Among the different MIDD approaches, physiology-based pharmacokinetic (PBPK) modeling is expected by drug developers and regulators alike to have a prominent role in drug development in pregnant and breastfeeding individuals, given its ability to distinctly describe physiological and pharmacological processes.^{10, 11} Already, different software providers are including pregnancy and lactation modules in their platforms.^12-14

PBPK can serve for early-in-development PK prediction by integrating drug parameters, systems knowledge (i.e., changes in absorption, distribution, metabolism, excretion (ADME) in pregnancy, lactating mother, neonate-infant, transplacental or/and mammary gland drug transfer), in vitro data (permeability, metabolism, active transporters, etc.) and in vivo data from nonclinical and clinical experiments. This prediction of drug exposure in special populations, coupled with an understanding of nonclinical toxicology exposure margins and exposure-response relationships (depending on the stage of drug development), can inform decision-making regarding the enrolment of pregnant and lactating participants in clinical studies and contribute to the weight-of-evidence approach advocated in the EMA guidelines. Even in cases where it is not possible to enroll pregnant and lactating individuals, this quantitative framework can facilitate decisions regarding labeling and risk management in these populations.
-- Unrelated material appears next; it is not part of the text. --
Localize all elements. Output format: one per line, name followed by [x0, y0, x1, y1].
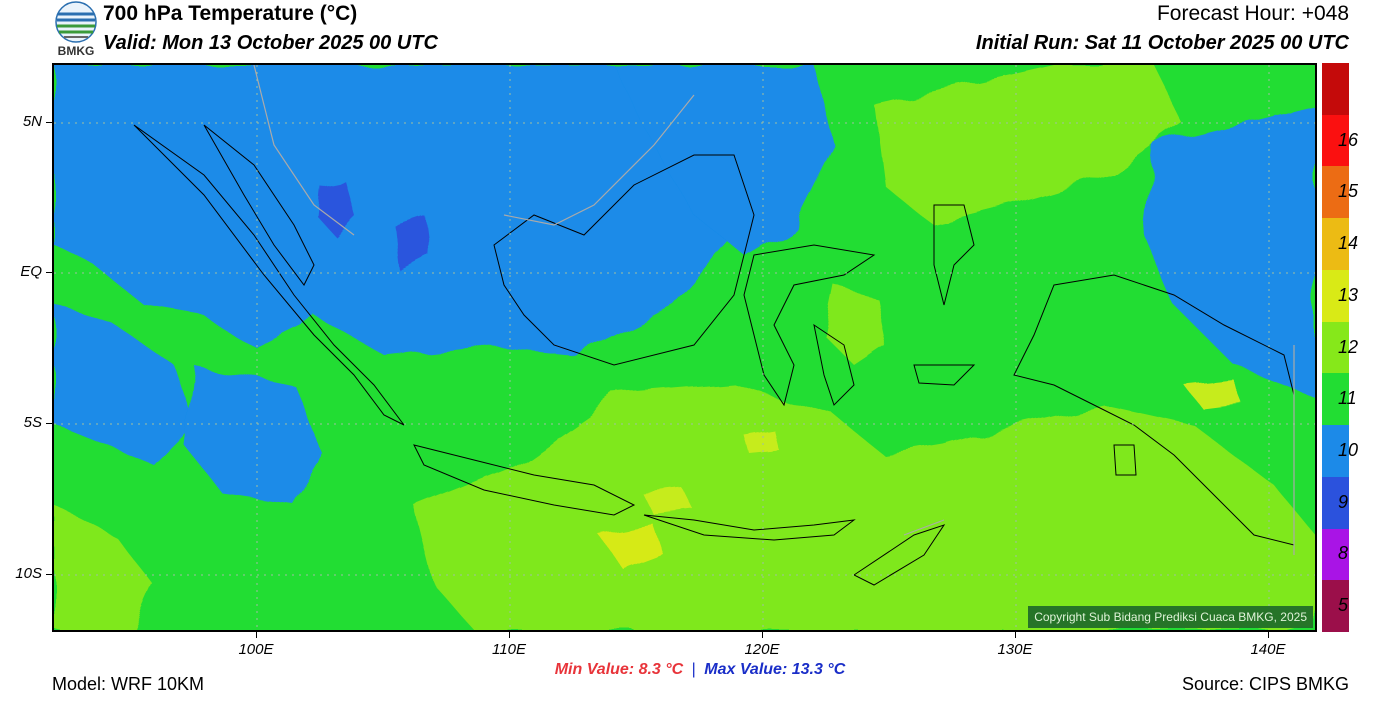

Despite these developments being welcomed at EMA, the current experience in EMA submissions with PBPK and broader MIDD in this context remains limited. In addition, the MIDD framework proposed above does not come without challenges. Focusing on PBPK, the model predictions in pregnancy and lactation are associated with high uncertainty because of poor understanding and quantification of system parameters and mechanisms involved in transplacental and mammary gland transfer, physiological changes in pregnancy, lactation, and the maturing child. Likewise, the in vitro methods to enable reliable PBPK predictions in these special populations are not well characterized.

The current uncertainties with PBPK in pregnancy and lactation impede their unconditional use and regulatory acceptance. Regulators would expect to be able to quantify the risk of making a wrong decision, for example, in this case agreeing on a dose that leads to under- or overexposure in pregnant women or breastfed infants/neonates with associated risks.
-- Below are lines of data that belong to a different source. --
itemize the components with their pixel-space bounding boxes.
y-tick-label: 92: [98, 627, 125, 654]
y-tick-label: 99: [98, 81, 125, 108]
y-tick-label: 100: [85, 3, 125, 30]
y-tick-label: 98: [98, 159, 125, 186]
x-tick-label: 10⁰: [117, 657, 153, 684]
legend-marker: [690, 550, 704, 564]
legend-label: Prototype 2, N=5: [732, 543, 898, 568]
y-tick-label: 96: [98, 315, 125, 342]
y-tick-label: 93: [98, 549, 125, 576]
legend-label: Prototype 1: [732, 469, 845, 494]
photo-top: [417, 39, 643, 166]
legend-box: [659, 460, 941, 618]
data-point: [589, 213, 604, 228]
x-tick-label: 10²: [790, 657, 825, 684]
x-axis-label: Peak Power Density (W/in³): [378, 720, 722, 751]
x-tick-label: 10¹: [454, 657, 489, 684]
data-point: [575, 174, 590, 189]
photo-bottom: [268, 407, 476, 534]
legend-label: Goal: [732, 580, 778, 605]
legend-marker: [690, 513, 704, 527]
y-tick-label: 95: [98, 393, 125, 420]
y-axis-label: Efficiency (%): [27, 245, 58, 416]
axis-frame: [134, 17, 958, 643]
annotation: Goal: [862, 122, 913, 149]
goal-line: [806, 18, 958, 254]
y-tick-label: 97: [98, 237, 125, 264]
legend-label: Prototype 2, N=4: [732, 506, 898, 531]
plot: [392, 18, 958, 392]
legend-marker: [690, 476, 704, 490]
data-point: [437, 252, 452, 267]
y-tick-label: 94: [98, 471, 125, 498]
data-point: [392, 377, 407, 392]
The science is still evolving, but promising efforts are underway to improve knowledge by systematic collection of physiology data, development, and characterization of new in vitro cell lines for passive and active transport, nonclinical and clinical data generation.^{15, 16}

PBPK is emerging as a tool of choice in this context. However, there is limited regulatory experience with these methods in the specific lactation/pregnancy context of use. In this regard, regulatory activities are ongoing to facilitate use of MIDD approaches and improve pregnancy/lactation labeling for medicines. European regulators are willing to engage early in discussions with platform developers and consortia, via the qualification procedure,¹⁷ to agree on development and application of PBPK models in pregnancy and lactation.
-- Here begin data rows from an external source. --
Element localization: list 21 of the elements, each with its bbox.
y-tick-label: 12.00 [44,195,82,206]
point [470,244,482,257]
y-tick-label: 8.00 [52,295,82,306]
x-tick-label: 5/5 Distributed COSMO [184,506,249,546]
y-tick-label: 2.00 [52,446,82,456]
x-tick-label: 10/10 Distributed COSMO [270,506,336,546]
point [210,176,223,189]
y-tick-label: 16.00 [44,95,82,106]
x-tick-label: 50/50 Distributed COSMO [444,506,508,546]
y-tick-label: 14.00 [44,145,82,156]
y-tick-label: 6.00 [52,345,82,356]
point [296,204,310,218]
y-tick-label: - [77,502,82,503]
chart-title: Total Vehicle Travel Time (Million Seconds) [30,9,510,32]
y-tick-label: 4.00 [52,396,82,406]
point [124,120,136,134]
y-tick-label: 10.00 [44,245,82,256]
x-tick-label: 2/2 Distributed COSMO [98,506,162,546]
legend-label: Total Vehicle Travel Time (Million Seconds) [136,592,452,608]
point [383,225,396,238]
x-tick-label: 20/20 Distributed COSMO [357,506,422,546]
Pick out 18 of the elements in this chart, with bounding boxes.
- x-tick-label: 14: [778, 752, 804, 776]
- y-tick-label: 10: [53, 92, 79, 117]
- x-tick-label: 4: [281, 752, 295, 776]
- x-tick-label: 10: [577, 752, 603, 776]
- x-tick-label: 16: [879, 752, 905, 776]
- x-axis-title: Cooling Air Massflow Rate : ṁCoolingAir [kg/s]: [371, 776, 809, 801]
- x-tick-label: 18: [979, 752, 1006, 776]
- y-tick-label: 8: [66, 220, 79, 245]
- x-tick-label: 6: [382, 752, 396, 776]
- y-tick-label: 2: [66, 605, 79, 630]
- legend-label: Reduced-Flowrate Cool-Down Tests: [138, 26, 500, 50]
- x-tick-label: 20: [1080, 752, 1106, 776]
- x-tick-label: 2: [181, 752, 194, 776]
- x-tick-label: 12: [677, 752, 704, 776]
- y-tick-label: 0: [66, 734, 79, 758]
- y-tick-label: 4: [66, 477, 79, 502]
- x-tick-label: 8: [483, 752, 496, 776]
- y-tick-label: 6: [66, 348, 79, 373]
No funding was received for this work.

The authors declared no competing interests for this work.

The views expressed in this article are the personal views of the authors and may not be understood or quoted as being made on behalf of or reflecting the position of the regulatory agencies or other organizations with which the authors are affiliated. The authors are employees of the European Medicines Agency or of a National Competent Authority.